Here is a small child demonstrating what I have trouble doing. 😉 Though we were taught to keep the stick out to the side more:
We did a fun little conditioning/muscle memory drill where the belts and leashes came back out. Wendy went first this time — we lined up on the goal line, me standing behind Wendy, holding the leash attached to the D ring on her belt.
I went down on one knee to increase resistance and she skated down to the far goal line, towing me. Whee! She did the same thing on the return trip, then we swapped places. It was fun and I was glad that my trainer spends so much time on strengthening my quads/glutes. ;)
It looked like this, only with the rear person on one knee instead of sitting down:
After that, we spent quite a while on stopping.
1) If you're stopping to change direction, stop with a wide stance and your feet off-center (the far foot should be farther forward than the rear foot) to make the crossover easier
2) Head should be at least over the front knee, if not farther out.
3) Stay low!
Arguably, in this photo, Jeff Friesen's head should be farther over his left knee, creating a straight line from his helmet down his back and right leg. But, y'know, he played for the Sharks and I don't.
We worked on lateral movement then, skating from goal line to goal line and doing single crossovers down the ice. Apparently we all sucked as Robby gathered us all together and said, "so…we've got some edge issues, don't we."

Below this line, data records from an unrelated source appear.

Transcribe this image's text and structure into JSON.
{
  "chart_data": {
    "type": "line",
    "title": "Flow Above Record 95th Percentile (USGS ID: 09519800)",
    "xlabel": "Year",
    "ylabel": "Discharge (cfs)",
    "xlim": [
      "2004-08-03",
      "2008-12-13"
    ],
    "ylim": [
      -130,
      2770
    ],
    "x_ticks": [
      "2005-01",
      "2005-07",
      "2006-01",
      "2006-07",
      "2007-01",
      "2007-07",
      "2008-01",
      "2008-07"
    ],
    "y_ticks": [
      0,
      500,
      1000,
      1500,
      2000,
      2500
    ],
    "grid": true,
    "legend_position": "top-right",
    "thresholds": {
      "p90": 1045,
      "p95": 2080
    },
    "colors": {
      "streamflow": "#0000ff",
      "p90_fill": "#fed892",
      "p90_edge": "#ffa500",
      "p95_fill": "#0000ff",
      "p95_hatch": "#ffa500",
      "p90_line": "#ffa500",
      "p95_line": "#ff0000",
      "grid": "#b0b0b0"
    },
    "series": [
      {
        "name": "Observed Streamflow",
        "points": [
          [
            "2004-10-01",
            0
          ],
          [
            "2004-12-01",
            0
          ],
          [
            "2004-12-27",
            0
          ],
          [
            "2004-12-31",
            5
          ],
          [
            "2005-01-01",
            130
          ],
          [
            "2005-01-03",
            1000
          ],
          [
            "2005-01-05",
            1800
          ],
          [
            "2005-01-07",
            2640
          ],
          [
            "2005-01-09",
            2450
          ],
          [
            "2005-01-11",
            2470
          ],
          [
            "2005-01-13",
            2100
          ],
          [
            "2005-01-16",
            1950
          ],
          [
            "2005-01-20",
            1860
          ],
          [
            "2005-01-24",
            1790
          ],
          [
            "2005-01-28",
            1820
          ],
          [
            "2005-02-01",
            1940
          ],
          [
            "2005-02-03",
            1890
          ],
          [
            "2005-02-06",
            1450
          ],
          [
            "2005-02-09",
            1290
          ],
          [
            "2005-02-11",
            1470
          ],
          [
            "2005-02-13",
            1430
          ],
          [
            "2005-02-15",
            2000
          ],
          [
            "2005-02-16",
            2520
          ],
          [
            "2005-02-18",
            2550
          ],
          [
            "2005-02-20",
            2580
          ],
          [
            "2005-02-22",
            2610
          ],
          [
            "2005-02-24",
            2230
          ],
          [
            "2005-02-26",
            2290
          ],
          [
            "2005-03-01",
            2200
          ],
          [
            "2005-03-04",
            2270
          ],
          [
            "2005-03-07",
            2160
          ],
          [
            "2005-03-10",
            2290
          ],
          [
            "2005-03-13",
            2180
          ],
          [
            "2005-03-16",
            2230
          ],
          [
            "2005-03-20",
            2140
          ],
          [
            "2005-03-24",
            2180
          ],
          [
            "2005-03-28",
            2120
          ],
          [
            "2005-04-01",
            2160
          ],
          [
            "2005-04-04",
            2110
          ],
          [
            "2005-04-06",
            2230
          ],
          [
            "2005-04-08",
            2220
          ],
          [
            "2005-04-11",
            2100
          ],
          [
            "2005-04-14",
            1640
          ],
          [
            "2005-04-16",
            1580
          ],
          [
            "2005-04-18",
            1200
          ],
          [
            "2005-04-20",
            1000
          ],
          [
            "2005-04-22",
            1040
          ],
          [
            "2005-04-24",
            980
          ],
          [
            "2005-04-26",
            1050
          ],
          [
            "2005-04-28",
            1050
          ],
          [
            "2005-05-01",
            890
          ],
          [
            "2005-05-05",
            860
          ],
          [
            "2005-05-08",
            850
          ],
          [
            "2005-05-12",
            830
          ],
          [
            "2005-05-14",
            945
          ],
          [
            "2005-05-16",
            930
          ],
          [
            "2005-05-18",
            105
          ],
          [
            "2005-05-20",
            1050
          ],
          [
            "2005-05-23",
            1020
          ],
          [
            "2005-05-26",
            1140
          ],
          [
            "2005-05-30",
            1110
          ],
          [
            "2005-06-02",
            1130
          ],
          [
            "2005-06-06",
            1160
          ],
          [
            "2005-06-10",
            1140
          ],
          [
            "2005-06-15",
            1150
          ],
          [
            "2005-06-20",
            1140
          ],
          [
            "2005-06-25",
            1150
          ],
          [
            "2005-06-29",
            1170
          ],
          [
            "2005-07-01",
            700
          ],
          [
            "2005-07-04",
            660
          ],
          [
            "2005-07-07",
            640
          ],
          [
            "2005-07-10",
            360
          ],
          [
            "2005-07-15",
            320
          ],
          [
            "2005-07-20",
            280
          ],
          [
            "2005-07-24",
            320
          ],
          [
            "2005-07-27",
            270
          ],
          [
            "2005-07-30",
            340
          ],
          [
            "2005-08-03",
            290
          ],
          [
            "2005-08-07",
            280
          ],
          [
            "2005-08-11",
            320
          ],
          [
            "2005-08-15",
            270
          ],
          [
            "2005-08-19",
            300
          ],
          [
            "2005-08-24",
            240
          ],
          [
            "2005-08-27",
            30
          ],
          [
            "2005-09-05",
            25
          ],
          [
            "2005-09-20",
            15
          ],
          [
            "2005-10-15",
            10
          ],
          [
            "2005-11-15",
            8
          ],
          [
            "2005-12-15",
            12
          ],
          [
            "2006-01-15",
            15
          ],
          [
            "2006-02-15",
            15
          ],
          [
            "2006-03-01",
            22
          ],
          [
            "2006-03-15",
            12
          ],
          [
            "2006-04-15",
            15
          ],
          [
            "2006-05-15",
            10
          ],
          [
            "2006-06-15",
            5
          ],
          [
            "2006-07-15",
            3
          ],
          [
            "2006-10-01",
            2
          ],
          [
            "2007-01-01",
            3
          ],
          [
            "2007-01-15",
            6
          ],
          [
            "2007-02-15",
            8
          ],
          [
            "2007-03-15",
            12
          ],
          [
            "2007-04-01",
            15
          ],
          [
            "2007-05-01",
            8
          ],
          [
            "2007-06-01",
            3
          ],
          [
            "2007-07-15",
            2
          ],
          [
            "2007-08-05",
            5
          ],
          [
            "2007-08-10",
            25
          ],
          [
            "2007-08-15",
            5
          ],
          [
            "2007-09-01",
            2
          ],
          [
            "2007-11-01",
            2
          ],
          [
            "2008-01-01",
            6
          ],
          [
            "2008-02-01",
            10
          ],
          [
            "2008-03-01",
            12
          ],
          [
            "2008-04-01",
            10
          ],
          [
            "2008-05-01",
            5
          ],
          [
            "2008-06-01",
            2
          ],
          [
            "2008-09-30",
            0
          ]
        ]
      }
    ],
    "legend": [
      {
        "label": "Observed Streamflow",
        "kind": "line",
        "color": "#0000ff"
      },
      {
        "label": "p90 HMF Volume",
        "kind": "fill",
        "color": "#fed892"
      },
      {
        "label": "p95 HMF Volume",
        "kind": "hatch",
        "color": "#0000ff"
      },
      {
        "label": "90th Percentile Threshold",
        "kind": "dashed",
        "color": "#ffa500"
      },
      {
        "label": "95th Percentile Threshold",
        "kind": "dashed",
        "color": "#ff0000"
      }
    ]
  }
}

We took a couple of minutes to practice edge work while standing in place — it's really just like slow speed turns in motorcycling.
When you roll the ankles over to get on the lefthand edges, say, your bodyweight has to shift to the right to counterbalance (assuming you're not turning). I can't quite do this while skating fast yet, but the concept is really intuitive to me after years of motorcycling.
Boyle's doing a good job of illustrating this here:
After a few goes, I really felt it work once during one crossover. I was on my edge and got some power and was counterbalanced right! Woo! Another thing to add to the stick and shoot agenda and I think this'll come pretty easily for me.
Finally, the bungee!!
The bungee work is for overskating; basically, to make you go faster than you ever have before so you can feel what it's like. So cool!
I did the bungee once with Peter but my belt wasn't attached right and I got messed up. So I redid it with Nora and that was a bunch of fun.
So that was last night. Tonight's class will focus on turning (i.e. crossovers).